Unfortunately for Ms. Holt, Illinois' continuing violation doctrine does not apply to defamation claims. See id. at 435-36; see also Robinson v. Morgan Stanley, No. 06 C 5158, 2008 WL 4874459, at *4 (N.D. Ill. Jun. 18, 2008) ("Unlike some torts, defamation is not a cumulative harm. Rather, each distinct act of publication produces a separate cause of action"); Poth v. Paschen Contractors, Inc., No. 85 C 8499, 1987 WL 14604, at *3 (N.D. Ill. Jul. 20, 1987) ("quite clearly, the continuing violation theory has no application to defamation where each publication of a statement constitutes a separate cause of action"). Thus, any claim based on defamation occurring prior to one year before June 30, 2011 (the date that she filed the amended complaint) is time barred.
This conclusion is not altered by the arguments made by Ms. Holt in her response to the motion to dismiss. Specifically, Ms. Holt: alleges (by information and belief) that the Defendant published the defamatory material to those in the academic community (Plt. Am.
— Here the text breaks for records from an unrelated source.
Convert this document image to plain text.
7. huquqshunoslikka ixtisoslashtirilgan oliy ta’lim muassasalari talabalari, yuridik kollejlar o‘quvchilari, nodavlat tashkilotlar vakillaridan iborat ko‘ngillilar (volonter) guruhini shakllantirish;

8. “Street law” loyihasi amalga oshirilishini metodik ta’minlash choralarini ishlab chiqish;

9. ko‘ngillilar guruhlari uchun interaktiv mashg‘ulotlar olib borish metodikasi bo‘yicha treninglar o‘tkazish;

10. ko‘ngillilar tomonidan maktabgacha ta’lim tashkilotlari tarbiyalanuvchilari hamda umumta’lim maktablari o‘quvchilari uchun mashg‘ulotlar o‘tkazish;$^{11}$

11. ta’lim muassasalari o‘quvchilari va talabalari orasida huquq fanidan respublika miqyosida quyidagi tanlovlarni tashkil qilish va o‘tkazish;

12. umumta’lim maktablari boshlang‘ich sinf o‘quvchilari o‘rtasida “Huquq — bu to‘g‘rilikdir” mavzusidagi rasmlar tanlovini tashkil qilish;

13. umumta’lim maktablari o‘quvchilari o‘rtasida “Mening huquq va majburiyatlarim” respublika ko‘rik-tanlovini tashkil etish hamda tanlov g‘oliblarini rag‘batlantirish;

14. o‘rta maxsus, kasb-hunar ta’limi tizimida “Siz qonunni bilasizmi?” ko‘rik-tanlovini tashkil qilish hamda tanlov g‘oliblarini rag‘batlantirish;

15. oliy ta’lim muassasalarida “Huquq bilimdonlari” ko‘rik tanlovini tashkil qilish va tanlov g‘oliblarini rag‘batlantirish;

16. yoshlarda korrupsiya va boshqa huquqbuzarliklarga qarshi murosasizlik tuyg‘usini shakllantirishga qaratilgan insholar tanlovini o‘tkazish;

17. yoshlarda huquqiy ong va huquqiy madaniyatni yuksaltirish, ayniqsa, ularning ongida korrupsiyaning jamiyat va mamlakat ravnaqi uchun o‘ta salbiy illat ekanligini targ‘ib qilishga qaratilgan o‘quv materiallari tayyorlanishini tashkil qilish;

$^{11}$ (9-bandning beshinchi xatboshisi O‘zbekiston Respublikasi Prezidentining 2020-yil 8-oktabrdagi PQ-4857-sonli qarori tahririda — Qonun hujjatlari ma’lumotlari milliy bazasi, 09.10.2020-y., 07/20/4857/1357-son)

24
Comp. ¶52), thereby publishing the false allegations afresh to others, possibly each prospective employer of the plaintiff when plaintiff applied for employment with them. In such a situation, there would be a new publication and a new injury starting the limitations period from the time of that incident. Moreover, the Plaintiff would not have any inkling what was being communicated between the Defendant and any potential employers of the Plaintiff, much less any defamatory statements regarding accusations of plagiarism. This information, however, would not have be known to the Plaintiff, but is well within the knowledge and control of the Defendant.
Response at 7-8. She also asserts that, "Illinois courts have also recognized the 'discovery rule' allowing for the limitations period in a defamation case to be extended, for the sake of justice and to further the purpose of limitations periods, to the date upon which the plaintiff knew or should have known of the existence of the defamatory publication." Id. at 8.
There are two problems with this position. First, Ms. Holt cannot amend her complaint via her response to the motion to dismiss to add additional factual allegations. See, e.g., Thomason v. Nachtrieb, 888 F.2d 1202, 1205 (7th Cir. 1989) (a party may not amend its complaint through arguments made in opposition to a motion to dismiss). Second, in any event, Ms. Holt has pleaded herself out of court with respect to her defamation claim as she has conceded that she does "not have any inkling" about allegedly defamatory communications that took place within the limitations period and asks the court to apply a discovery rule to allow her to litigate any allegedly defamatory communications she might later uncover. Accordingly, the court agrees with Loyola that the defamation count must be dismissed as time-barred. This means Loyola's motion is granted, and the court need not consider the parties' remaining arguments.